The Commission was further informed by Ms Kiva that rivalry, which from time to time broke into war, between the Kipsigis and the Kisii is an ancient phenomenon, predating the establishment of the colonial state that, on both sides, this rivalry has been passed down through folklore from generation to generation, on both sides.
The Kiliku Committee traced the conflict between the Kipsigis, the Maasai and the Kisii to the post-colonial arrangements in relation to land.
The splitting of the country into white highlands and native reserves was one of the practices of the colonial state.
At independence, the white highlands, partly forming the present border between the Kipsigis and Kisii, were apportioned between the Maasai, Kipsigis and Kisii communities and, under the facilitation of the Settlement Fund Trustees, members of the three communities bought land formerly owned by the departing settlers.
Disputes over land
Members of the Kisii community, who had a higher population density, settled in larger numbers in the area than the Kipsigis and the Maasai.
The Committee noted that the Kisii had initially moved into the area through settlement schemes, but lately they had done so through direct purchases and leases. These factors explain the significant presence of the Kisii in Bomet and Narok districts.
In Kipkelion, according to the Kipkelion DSIC (Kipkelion District Security and Intelligence Appreciation No 1/2008 held on January 18, 2008) reports, the clashes underlie a history of ethnic animosity and hatred caused by disputes over land, which the Kipsigis claim to be their ancestral land, but which was appropriated by the European settlers in the pre-independence times, and later sold to members of other ethnic groups.

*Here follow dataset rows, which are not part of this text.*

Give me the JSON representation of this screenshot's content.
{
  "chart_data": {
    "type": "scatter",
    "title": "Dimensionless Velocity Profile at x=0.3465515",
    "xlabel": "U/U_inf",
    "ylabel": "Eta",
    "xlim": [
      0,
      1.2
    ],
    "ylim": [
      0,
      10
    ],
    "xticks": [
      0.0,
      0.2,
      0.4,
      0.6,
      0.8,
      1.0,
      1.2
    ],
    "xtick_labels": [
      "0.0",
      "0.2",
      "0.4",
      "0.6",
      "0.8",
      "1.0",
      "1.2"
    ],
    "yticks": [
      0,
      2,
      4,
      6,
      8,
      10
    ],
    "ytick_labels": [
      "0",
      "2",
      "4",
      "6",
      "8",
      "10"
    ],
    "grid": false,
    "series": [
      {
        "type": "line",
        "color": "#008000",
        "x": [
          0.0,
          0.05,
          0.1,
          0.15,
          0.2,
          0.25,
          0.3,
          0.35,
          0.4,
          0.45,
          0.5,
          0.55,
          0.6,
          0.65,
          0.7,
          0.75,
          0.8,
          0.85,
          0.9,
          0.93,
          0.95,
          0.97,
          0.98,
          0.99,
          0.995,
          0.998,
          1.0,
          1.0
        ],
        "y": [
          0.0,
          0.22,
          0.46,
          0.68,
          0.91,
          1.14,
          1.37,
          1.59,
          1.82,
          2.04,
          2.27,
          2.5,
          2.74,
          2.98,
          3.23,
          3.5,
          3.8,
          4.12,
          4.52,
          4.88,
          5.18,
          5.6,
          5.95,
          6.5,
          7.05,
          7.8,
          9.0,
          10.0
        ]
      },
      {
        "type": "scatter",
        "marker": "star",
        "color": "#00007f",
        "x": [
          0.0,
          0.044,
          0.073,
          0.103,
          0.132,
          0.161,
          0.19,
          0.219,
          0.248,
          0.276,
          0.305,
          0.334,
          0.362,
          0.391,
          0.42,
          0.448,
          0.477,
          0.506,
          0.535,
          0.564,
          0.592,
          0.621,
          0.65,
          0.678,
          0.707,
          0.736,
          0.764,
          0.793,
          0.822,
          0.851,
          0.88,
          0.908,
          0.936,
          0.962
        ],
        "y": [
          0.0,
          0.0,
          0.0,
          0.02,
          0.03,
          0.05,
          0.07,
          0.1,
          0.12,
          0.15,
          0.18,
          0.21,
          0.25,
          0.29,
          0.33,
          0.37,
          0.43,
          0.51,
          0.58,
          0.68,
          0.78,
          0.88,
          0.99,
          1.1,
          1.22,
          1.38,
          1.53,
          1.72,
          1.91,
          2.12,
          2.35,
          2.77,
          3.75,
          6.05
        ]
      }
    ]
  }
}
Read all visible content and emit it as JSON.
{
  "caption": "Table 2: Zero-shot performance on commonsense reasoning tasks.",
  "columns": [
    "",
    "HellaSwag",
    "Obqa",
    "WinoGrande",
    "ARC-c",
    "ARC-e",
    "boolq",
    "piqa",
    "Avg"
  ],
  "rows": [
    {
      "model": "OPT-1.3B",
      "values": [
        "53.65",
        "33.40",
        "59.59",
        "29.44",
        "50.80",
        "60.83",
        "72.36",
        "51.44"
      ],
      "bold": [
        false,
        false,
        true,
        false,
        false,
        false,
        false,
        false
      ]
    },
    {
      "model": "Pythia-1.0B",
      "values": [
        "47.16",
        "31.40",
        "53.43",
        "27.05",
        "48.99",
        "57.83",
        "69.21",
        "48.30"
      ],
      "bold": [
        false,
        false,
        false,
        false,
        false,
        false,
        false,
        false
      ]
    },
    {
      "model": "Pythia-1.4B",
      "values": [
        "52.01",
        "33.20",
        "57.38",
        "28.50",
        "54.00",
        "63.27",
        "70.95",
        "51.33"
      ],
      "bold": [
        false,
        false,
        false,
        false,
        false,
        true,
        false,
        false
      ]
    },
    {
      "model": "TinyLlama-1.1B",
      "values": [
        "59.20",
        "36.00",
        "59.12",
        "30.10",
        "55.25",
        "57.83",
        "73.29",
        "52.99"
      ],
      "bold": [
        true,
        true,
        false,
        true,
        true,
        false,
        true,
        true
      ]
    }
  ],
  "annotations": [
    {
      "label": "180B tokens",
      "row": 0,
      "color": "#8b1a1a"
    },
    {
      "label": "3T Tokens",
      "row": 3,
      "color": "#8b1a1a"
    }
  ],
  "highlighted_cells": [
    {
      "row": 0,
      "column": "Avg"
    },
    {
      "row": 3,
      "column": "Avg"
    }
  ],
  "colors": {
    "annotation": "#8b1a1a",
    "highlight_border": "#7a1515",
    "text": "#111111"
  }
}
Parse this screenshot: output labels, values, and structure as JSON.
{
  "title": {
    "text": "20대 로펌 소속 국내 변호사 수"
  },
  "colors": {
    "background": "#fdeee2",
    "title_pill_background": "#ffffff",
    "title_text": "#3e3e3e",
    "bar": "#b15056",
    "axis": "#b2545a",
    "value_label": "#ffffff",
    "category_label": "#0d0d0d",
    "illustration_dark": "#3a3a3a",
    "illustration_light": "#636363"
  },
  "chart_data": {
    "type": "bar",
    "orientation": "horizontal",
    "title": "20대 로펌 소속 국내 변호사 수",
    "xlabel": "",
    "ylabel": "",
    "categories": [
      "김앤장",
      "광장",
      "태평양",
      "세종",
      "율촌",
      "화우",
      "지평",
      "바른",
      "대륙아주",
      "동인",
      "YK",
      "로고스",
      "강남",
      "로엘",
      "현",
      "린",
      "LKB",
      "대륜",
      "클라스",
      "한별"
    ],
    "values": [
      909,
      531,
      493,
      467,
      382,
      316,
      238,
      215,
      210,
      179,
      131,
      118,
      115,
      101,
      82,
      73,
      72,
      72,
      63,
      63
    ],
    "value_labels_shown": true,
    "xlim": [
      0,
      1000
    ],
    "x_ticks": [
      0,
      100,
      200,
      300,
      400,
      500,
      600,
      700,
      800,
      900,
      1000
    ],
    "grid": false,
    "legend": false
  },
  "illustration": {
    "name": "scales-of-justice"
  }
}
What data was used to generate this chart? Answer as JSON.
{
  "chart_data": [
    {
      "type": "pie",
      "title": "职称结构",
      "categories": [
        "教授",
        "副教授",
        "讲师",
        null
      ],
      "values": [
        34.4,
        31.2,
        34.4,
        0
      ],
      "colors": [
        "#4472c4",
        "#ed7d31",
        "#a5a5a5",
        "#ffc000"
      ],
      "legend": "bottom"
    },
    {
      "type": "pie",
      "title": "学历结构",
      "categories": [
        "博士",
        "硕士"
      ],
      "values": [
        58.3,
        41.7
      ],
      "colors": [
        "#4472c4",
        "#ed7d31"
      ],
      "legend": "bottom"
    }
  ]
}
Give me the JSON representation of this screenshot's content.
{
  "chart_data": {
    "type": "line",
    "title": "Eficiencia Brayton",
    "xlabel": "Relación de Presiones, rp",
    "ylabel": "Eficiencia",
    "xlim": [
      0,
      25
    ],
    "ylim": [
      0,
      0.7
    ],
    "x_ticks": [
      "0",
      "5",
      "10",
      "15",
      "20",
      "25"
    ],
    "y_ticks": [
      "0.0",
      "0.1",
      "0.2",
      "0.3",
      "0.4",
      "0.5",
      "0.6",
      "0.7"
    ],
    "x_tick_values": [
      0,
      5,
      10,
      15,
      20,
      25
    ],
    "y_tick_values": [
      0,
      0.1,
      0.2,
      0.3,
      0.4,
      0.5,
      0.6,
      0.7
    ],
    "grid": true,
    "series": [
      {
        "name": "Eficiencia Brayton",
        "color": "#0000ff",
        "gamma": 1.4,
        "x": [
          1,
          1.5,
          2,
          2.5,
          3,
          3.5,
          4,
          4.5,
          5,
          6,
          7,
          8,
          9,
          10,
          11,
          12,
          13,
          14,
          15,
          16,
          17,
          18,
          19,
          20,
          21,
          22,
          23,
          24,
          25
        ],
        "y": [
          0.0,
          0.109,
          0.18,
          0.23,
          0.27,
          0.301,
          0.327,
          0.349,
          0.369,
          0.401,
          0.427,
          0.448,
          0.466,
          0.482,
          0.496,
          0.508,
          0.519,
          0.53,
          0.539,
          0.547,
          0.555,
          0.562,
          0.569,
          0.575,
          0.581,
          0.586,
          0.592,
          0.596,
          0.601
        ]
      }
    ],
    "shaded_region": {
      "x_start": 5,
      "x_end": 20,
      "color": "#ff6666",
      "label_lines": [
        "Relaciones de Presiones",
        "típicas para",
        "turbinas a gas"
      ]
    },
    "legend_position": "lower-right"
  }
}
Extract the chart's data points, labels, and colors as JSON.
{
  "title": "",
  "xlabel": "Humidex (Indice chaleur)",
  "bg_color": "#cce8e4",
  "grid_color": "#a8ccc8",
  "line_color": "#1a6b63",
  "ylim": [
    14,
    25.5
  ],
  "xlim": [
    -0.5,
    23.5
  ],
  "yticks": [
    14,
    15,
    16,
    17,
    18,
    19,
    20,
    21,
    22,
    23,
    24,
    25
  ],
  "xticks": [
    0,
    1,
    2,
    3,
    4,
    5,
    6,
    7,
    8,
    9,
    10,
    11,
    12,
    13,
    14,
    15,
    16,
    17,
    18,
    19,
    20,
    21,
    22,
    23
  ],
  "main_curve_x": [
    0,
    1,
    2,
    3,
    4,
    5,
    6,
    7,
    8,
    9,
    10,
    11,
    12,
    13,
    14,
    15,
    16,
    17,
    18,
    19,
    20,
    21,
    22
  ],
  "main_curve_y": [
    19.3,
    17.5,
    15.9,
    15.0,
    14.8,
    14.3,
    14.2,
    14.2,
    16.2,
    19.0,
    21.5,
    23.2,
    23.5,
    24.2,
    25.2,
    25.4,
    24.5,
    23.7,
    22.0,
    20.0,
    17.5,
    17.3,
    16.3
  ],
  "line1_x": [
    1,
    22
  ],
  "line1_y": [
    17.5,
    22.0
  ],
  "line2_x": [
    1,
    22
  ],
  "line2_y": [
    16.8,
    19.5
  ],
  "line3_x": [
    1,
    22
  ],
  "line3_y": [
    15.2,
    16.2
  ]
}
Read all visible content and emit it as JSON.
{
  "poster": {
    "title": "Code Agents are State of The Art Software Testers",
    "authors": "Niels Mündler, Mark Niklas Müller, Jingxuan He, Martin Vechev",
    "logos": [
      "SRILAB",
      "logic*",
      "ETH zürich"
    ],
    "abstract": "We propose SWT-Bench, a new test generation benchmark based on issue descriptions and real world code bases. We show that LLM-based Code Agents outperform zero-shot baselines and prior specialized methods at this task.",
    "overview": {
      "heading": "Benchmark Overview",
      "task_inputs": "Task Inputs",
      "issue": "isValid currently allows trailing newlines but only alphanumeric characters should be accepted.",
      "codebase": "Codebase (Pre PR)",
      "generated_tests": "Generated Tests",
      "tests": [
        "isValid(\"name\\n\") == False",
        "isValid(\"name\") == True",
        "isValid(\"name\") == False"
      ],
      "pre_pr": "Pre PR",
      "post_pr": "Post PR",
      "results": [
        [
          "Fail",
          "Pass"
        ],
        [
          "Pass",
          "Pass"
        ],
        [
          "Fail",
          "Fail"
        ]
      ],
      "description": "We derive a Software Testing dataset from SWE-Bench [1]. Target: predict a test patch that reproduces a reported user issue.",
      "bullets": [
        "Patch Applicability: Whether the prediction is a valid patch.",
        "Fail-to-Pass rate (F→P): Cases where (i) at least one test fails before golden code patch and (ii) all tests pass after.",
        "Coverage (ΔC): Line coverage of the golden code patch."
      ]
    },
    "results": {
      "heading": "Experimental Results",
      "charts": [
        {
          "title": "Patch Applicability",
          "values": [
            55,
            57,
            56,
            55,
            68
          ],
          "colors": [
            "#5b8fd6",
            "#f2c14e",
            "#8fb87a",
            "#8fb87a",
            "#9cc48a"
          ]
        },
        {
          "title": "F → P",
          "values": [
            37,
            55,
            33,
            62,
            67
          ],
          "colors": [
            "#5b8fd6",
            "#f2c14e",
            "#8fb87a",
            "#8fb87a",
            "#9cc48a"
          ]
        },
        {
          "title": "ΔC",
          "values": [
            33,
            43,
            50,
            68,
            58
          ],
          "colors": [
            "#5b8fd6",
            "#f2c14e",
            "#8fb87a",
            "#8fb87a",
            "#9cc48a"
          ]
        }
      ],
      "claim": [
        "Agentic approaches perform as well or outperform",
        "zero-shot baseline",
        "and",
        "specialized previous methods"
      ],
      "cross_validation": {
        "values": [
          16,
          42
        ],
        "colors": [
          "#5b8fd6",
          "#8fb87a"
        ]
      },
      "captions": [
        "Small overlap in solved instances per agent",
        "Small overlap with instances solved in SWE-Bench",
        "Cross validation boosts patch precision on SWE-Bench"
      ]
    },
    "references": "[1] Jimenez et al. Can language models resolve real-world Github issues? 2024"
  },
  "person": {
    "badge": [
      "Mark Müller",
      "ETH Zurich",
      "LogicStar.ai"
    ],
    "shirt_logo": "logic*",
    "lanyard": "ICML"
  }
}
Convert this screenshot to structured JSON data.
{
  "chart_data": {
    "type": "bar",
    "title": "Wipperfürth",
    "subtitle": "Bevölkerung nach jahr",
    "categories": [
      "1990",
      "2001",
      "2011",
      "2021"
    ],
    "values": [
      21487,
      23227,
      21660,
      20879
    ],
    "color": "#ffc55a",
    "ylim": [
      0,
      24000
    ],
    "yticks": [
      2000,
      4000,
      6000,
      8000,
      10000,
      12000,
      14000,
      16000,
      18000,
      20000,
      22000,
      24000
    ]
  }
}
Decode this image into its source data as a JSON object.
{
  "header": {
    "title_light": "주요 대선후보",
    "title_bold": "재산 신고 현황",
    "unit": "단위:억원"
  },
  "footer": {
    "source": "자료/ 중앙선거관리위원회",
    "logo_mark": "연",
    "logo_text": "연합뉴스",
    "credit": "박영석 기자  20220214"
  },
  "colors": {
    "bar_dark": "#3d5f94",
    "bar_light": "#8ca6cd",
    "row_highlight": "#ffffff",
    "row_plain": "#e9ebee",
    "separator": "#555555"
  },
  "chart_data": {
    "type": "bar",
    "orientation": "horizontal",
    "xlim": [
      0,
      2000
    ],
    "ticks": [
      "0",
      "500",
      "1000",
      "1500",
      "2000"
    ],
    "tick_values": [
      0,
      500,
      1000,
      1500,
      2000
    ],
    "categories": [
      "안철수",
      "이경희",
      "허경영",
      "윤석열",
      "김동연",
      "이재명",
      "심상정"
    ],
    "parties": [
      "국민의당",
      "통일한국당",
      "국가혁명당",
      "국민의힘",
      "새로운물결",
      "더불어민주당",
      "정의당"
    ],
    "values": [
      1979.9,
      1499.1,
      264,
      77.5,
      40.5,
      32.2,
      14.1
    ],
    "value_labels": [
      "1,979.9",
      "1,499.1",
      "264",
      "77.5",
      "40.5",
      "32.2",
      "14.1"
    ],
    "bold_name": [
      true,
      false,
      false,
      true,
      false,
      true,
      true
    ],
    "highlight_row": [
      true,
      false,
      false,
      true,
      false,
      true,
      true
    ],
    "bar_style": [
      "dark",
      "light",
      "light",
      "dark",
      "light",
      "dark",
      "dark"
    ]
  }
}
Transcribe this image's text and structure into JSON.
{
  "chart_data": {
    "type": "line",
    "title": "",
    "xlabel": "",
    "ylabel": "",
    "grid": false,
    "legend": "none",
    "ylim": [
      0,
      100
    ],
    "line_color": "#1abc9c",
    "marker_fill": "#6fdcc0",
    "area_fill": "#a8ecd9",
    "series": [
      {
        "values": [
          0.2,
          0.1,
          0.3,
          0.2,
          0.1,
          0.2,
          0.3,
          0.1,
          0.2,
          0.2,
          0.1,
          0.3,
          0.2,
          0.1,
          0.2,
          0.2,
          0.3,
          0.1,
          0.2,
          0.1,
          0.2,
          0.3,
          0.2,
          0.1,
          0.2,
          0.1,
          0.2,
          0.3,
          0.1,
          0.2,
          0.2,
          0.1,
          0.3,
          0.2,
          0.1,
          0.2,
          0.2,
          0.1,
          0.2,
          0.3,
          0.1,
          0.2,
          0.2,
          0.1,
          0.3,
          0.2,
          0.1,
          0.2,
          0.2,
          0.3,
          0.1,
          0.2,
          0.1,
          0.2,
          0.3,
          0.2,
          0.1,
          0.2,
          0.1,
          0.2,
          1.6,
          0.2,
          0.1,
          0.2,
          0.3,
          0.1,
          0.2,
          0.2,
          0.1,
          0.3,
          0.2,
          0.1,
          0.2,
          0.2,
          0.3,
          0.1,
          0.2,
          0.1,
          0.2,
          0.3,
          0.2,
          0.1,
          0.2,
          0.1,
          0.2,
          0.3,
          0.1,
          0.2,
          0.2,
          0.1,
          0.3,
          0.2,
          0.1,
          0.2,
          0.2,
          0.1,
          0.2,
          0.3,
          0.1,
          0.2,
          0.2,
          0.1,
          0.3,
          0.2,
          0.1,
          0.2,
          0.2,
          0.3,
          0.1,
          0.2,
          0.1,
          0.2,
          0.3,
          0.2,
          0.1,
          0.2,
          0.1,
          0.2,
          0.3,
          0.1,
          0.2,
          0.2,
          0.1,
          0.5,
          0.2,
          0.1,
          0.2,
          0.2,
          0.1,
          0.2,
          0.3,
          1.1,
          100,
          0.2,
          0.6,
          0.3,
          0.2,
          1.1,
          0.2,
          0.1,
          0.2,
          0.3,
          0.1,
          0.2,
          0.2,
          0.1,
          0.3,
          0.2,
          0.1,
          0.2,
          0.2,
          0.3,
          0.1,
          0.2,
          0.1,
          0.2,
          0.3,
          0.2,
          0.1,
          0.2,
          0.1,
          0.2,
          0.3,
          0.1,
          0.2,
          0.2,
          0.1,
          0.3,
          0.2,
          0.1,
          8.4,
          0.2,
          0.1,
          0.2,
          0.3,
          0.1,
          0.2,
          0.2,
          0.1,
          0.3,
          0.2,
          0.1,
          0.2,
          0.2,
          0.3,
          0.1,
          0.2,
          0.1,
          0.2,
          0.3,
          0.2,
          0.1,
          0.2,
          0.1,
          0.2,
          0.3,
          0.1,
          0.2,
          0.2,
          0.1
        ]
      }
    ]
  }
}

The Nandis also claim that River Kipchorian, which traverses the district, is their true boundary with the Kipsigis and is part of Tinderet.
The problem manifests itself in an ethnically polarised environment and the land issue having been politicised.
This explains why heightened clashes have almost always coincided with electioneering periods, with the question of displacement of the "indigenous" Kipsigis being the reason for much political agitation.